Tentei apanhar as emoções dos movimentos do corpo meu ali perplexo. Não obtive sucesso, pois a alma discordou e me avisou ironicamente que este eu, do agora, não permaneceria o mesmo eu, o do amanhã, apesar de saber que o sol voltaria e a flor se desfaria do bulbo para prevalecer. Deixei o corpo, duvidoso, alma, instável, ungindo Descartes, pois Deus cansou-se destas discussões e se silenciou em um recanto escondido do eterno. Esgotado tentei não pensar, mas o pensamento não considerou significante. Pedi ao garçom uma garrafa de solidão como algo apropriado a ser bebido para iludir-me, como faço em tempos de meditação. Na falta de companhia e motivos, assento a mesma garrafa de solidão à beira do infinito. Não sei por que infinito, poderia encostar ao lado do Bolero de Havel ou de uma pule de corrida de cavalo já confirmada, mas me preparo como réu confesso para receber a sentença final.

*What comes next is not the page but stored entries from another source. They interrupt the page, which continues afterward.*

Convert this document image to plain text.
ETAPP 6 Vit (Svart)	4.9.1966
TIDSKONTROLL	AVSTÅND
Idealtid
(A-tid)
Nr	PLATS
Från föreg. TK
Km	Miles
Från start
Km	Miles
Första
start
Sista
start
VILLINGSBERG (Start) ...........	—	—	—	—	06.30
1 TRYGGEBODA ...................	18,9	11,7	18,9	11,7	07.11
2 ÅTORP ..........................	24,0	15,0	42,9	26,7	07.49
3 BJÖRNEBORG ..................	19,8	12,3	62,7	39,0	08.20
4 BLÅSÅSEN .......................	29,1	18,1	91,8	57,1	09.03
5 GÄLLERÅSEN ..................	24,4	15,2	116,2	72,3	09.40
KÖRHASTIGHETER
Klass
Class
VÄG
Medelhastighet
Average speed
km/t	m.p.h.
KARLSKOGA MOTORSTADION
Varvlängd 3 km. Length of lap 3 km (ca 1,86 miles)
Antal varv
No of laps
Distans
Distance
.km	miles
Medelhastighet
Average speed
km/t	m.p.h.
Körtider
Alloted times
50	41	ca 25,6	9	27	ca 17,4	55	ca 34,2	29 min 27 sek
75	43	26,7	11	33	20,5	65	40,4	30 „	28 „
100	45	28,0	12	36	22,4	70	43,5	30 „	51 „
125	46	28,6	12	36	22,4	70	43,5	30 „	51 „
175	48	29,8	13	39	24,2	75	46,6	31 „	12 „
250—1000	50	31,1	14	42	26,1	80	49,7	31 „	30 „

O cutelo da depressão, dócil como veneno, suavemente desce sobre meus desejos. Tento recolhe-los despedaçados, correndo para os recantos dos meus imprevistos. A capela trás amena as badaladas dos meus anseios. Nunca sei quantas ainda faltam até o ego se extirpar para sempre. A paz não existe, mas, indiferente, ecoa, ecoa, ecoa, de um imaginário irrequieto que jamais contenho. Fecho o caderno, guardo a caneta. Lacrimejo um sorriso. Despeço-me de mim para entrar na minha esquizofrenia.